Una manovra, sostiene la Procura, che sarebbe stata nascosta alla Consob con un metodo semplice quanto efficace. Le scritture private sottoscritte con 16 calciatori della squadra per 63,6 milioni di euro contenenti «obblighi incondizionati di pagamento degli stipendi oggetto di “rinuncia/riduzione” anche in caso di tesseramento del giocatore con un altro club», non erano custodite nella sede sociale della Juventus, ispezionata a luglio 2021, «bensì occultate presso lo studio legale fiduciario di Torino». Tutto questo, affermano i pubblici ministeri, per «nascondere l’erosione del capitale sociale» e proseguire «indebitamente la negoziazione del titolo» in Borsa. I magistrati hanno depositato 15 faldoni con migliaia di pagine di interrogatori, testimonianze (tutta la squadra, da Rabiot a De Ligt, da Buffon a Sarri), la citazione di Ronaldo, mail e intercettazioni. Ma l’inchiesta potrebbe allargarsi, con il coinvolgimento di società come Atalanta e Genoa che hanno chiuso contratti con la Juventus.

LA UEFA
Intanto si apre un nuovo fronte internazionale per la società bianconera: la Uefa ha comunicato l’avvio di un’indagine sulla Juventus per «potenziali violazioni delle norme sulle licenze per club e sul fair play finanziario». La Uefa «si riserva il diritto di rescindere l’accordo transattivo (raggiunto il 23 agosto 2022) e di intraprendere qualsiasi azione legale che ritenga appropriata». L’accordo a cui fa riferimento è il settlement agreement sul fair play finanziario, che riguarda gli anni dal 2018 al 2022, e per il quale la Juventus aveva fornito le relative informazioni sui propri bilanci.

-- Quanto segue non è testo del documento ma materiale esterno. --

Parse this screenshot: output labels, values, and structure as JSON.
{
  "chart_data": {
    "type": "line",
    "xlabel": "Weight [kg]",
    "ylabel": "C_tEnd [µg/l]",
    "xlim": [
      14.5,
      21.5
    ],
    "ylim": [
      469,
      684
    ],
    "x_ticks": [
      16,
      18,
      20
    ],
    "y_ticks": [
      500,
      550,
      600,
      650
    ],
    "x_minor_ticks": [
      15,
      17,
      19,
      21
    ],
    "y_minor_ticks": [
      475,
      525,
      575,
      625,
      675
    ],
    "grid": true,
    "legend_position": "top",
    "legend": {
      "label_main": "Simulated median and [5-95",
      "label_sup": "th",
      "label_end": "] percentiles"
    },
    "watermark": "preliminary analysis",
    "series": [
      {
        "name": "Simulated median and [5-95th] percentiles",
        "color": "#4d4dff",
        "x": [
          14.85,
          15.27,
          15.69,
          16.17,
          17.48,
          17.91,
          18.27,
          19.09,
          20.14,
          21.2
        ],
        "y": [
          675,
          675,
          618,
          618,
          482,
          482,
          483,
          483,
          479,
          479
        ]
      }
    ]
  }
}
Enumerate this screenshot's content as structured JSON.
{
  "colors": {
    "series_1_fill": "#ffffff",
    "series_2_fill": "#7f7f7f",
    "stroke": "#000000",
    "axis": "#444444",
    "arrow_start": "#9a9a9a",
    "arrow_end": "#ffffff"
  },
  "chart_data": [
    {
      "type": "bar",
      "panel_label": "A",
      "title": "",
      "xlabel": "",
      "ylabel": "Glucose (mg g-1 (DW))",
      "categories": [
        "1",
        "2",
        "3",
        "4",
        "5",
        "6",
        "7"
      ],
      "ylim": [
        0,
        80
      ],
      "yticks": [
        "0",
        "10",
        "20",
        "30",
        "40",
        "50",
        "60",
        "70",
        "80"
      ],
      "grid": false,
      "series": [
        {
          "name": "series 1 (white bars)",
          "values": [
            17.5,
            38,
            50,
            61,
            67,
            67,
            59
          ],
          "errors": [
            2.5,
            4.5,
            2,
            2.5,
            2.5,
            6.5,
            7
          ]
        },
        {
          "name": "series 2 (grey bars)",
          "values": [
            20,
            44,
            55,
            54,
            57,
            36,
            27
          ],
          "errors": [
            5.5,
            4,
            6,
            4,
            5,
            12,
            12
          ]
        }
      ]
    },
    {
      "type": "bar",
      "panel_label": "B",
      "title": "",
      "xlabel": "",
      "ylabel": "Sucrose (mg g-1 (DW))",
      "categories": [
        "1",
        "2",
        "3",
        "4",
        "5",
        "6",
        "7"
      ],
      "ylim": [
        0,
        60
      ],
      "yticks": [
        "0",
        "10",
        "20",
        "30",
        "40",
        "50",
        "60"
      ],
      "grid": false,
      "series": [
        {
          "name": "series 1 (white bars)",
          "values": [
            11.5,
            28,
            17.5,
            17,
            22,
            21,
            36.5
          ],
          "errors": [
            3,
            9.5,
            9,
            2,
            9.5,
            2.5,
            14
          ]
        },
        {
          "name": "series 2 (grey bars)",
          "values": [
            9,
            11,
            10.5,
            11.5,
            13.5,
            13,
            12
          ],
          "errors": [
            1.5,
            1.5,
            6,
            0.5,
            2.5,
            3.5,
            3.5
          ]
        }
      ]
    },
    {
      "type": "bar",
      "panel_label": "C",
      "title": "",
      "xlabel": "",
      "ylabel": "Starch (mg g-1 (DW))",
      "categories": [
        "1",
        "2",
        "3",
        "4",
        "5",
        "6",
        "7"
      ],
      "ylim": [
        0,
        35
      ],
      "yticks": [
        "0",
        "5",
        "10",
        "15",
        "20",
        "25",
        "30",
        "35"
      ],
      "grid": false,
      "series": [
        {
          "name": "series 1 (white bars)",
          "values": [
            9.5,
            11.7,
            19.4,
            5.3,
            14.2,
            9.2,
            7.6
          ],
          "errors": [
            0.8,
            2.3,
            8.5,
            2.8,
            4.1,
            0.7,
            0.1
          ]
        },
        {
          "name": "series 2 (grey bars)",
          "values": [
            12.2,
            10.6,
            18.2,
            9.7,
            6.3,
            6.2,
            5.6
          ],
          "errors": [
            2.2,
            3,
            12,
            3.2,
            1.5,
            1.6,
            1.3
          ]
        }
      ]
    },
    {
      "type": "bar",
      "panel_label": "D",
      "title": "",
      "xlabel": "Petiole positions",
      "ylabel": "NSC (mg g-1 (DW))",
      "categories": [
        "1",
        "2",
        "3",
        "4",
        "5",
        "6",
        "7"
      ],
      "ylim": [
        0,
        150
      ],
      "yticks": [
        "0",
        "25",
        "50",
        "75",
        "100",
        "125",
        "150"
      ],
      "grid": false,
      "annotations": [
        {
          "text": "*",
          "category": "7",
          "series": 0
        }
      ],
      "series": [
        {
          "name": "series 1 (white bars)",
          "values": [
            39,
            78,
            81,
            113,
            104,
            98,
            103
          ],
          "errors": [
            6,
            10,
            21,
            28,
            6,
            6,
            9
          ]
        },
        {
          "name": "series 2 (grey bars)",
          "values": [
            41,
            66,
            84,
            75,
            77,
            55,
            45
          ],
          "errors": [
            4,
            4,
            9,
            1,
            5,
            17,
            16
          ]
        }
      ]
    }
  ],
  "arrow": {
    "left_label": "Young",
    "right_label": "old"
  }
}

L’azione dell’Uefa (il cui presidente Ceferin è diventato nemico di Andrea Agnelli dopo il tentativo abortito di creare una Superlega) è un atto dovuto, ma qualora venisse accertato l’aggiramento del Ffp attraverso bilanci alterati, le sanzioni potrebbero essere decisamente pesanti. Dal blocco del mercato alla peggiore delle ipotesi, ossia il rischio di esclusione dalle coppe europee.